HashiTalks 2024: Mastering Terraform Testing, a layered approach to testing complex infrastructure

HashiCorp Ambassador Mattias Fjellstrom talks about a five-tiered strategy for mastering Terraform testing, in an online community event HashiTalks 2024.

The first layer consists of both imperative and declarative validations. Imperative validation is where you run CLI commands such as terraform init, terraform validate, and terraform plan. You validate not only your HCL configuration of your resources, but also your providers and desired changes. Declarative validation leverages validation blocks within various Terraform components, like variables, outputs, resources, etc.

variable "location" {
  type = string

  validation {
    condition     = contains([
      "swedencentral",
      "westeurope",
      "northeurope"
    ], var.location)
    error_message = "Use an approved location!"
  }
}

With validation in place, Layer 2 implements the Terraform test framework, starting from Terraform v1.6.0, emphasizing the importance of testing the entire module interface.

When you write tests for your Terraform modules you want to make sure to test the full module interface. What is part of the module interface? Generally:

• Variables.

• Outputs.

• Any resource that is externally visible and of importance to your module consumers.

• Any behaviour or functionality that is exposed by the resources or data sources that are part of your module.

By default, tests within Terraform create real infrastructure, where you can override the normal testing behaviour by updating the command attribute within a run block, i.e. command = plan instructs Terraform to not create new infrastructure, which allows test authors to validate logical operations and custom conditions within their infrastructure in a process analogous to unit testing.
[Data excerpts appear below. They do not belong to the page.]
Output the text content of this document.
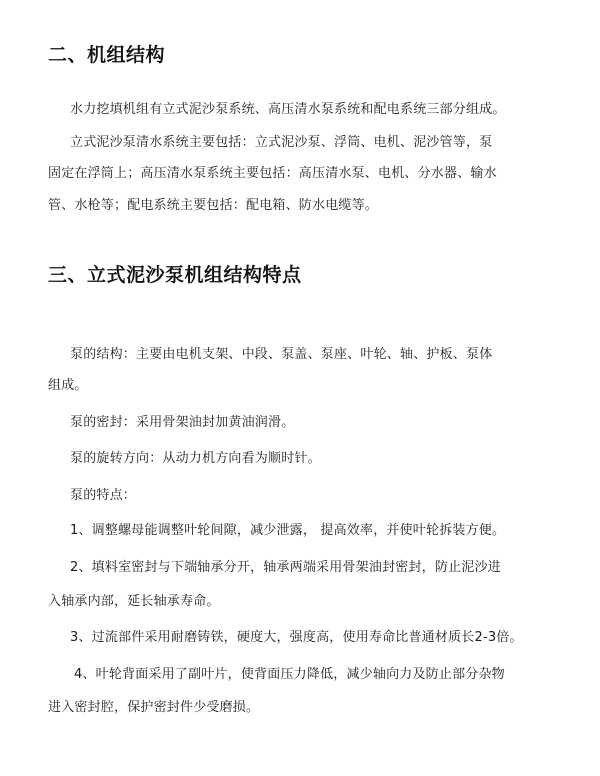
二、机组结构
水力挖填机组有立式泥沙泵系统、高压清水泵系统和配电系统三部分组成。
立式泥沙泵清水系统主要包括：立式泥沙泵、浮筒、电机、泥沙管等，泵
固定在浮筒上；高压清水泵系统主要包括：高压清水泵、电机、分水器、输水
管、水枪等；配电系统主要包括：配电箱、防水电缆等。
三、立式泥沙泵机组结构特点
泵的结构：主要由电机支架、中段、泵盖、泵座、叶轮、轴、护板、泵体
组成。
泵的密封：采用骨架油封加黄油润滑。
泵的旋转方向：从动力机方向看为顺时针。
泵的特点：
1、调整螺母能调整叶轮间隙，减少泄露， 提高效率，并使叶轮拆装方便。
2、填料室密封与下端轴承分开，轴承两端采用骨架油封密封，防止泥沙进
入轴承内部，延长轴承寿命。
3、过流部件采用耐磨铸铁，硬度大，强度高，使用寿命比普通材质长2-3倍。
4、叶轮背面采用了副叶片，使背面压力降低，减少轴向力及防止部分杂物
进入密封腔，保护密封件少受磨损。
Most of your tests should use command = plan since these tests will be fast. When it comes to testing your validation logic many (all?) of the tests will be using the expect_failure array instead of assert blocks.

run "should_not_allow_invalid_location"{
    command = plan
    variables {
        location = "westus"
    }
    expect_failures = [
        var.location
    ]
}

Layer 3 adds integration testing, where you have a few options on how to handle dependencies. The options range from testing dependencies by creating real infrastructure, to using a helper module, to using static values or mocks.

Turn your compatibility requirements into tests, for instance if your last three major versions of a module is expected to be supported together with a third-party module, make sure that this is the case by using integration testing.

Layer 4 involves testing end-to-end scenarios with complex infrastructure and operations. The author demonstrates how helper modules are required to perform things such as setting up dependencies and query for information.

Take the testing to the extreme by identifying use-cases or scenarios that your modules are intended to support.

Layer 5 shifts left by identifying patterns in your validation code and creating policies from them. The benefit of policies is that it can be easier to administer and offers different enforcement levels. The author picks HashiCorp Sentinel policies as it is integrated with Terraform Cloud.

Introduce policy-as-code in your organization. You might do this from day 1 or you might do it whenever your organization is ready for it. Start small with a set of common policies for the whole organization, then expand the scope and the number of policies successively.